To appear in Proceedings of the Second workshop on ROC Analysis in ML, at the 22nd International Conference on Machine Learning.

This paper is about constructing and evaluating pointwise confidence bounds on an ROC curve. We describe four confidence-bound methods, two from the medical field and two used previously in machine learning research. We evaluate whether the bounds indeed contain the relevant operating point on the "true" ROC curve with a confidence of 1-delta. We then evaluate pointwise confidence bounds on the region where the future performance of a model is expected to lie. For evaluation we use a synthetic world representing "binormal" distributions--the classification scores for positive and negative instances are drawn from (separate) normal distributions.
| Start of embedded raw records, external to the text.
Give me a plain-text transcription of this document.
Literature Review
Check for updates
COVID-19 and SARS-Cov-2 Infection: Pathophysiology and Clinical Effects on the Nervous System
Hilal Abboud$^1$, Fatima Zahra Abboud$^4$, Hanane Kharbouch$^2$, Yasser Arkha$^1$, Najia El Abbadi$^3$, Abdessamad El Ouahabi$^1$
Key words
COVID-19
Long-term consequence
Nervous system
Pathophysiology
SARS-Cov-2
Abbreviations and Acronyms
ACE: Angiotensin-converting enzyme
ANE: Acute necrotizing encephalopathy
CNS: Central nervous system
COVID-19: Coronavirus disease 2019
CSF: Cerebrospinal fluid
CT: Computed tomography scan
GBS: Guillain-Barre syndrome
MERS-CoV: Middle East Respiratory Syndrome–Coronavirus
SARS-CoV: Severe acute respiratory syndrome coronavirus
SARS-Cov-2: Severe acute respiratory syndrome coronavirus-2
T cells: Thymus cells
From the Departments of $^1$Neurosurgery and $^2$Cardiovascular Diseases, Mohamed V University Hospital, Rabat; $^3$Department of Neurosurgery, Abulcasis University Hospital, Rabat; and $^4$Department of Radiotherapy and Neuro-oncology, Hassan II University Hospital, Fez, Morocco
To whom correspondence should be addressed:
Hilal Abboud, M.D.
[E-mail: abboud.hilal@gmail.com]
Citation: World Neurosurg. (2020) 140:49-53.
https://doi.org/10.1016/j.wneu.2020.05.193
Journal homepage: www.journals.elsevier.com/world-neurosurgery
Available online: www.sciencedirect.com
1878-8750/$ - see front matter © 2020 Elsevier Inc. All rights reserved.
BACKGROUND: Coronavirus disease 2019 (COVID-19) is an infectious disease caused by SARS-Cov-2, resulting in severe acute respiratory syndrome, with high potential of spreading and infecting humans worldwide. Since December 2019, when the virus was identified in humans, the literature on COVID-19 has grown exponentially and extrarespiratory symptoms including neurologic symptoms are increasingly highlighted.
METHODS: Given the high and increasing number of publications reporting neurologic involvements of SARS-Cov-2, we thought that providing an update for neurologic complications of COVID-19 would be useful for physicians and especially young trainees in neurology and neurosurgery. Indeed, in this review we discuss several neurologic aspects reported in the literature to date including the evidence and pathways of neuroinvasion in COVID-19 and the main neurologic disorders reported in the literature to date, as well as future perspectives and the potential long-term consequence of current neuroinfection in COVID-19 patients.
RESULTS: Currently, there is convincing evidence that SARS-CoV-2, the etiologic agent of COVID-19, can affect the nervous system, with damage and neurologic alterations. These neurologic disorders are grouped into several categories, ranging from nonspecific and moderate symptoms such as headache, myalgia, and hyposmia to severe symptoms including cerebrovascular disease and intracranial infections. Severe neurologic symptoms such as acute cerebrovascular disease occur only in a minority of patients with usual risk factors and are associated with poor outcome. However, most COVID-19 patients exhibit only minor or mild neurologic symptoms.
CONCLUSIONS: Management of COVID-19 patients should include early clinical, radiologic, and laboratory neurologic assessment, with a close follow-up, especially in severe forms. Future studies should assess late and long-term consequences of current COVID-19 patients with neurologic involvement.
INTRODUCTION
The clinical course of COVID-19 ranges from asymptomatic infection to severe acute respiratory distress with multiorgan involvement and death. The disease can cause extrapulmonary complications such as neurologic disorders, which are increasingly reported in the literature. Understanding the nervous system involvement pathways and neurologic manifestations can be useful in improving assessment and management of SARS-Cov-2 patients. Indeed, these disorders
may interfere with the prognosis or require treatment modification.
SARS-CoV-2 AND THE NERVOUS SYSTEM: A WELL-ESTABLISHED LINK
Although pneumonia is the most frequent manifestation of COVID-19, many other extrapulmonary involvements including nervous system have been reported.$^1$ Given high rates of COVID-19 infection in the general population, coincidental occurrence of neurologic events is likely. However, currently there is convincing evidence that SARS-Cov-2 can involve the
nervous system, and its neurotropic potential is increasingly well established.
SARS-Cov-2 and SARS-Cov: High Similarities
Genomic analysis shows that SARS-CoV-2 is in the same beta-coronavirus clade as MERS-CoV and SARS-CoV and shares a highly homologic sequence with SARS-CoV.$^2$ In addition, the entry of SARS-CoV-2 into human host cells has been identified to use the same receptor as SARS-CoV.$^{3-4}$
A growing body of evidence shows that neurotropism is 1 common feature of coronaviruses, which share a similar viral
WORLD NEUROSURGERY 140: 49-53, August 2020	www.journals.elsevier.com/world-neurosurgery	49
For the "true-curve" bounds, all methods are sensitive to how well the distributions are separated, which corresponds directly to the area under the ROC curve. One method produces bounds that are universally too loose, another universally too tight, and the remaining two are close to the desired containment although containment breaks down at the extremes of the ROC curve. As would be expected, all methods fail when used to contain "future" ROC curves. Widening the bounds to account for the increased uncertainty yields identical qualitative results to the "true-curve" evaluation. We conclude by recommending a simple, very efficient method (vertical averaging) for large sample sizes and a more computationally expensive method (kernel estimation) for small sample sizes.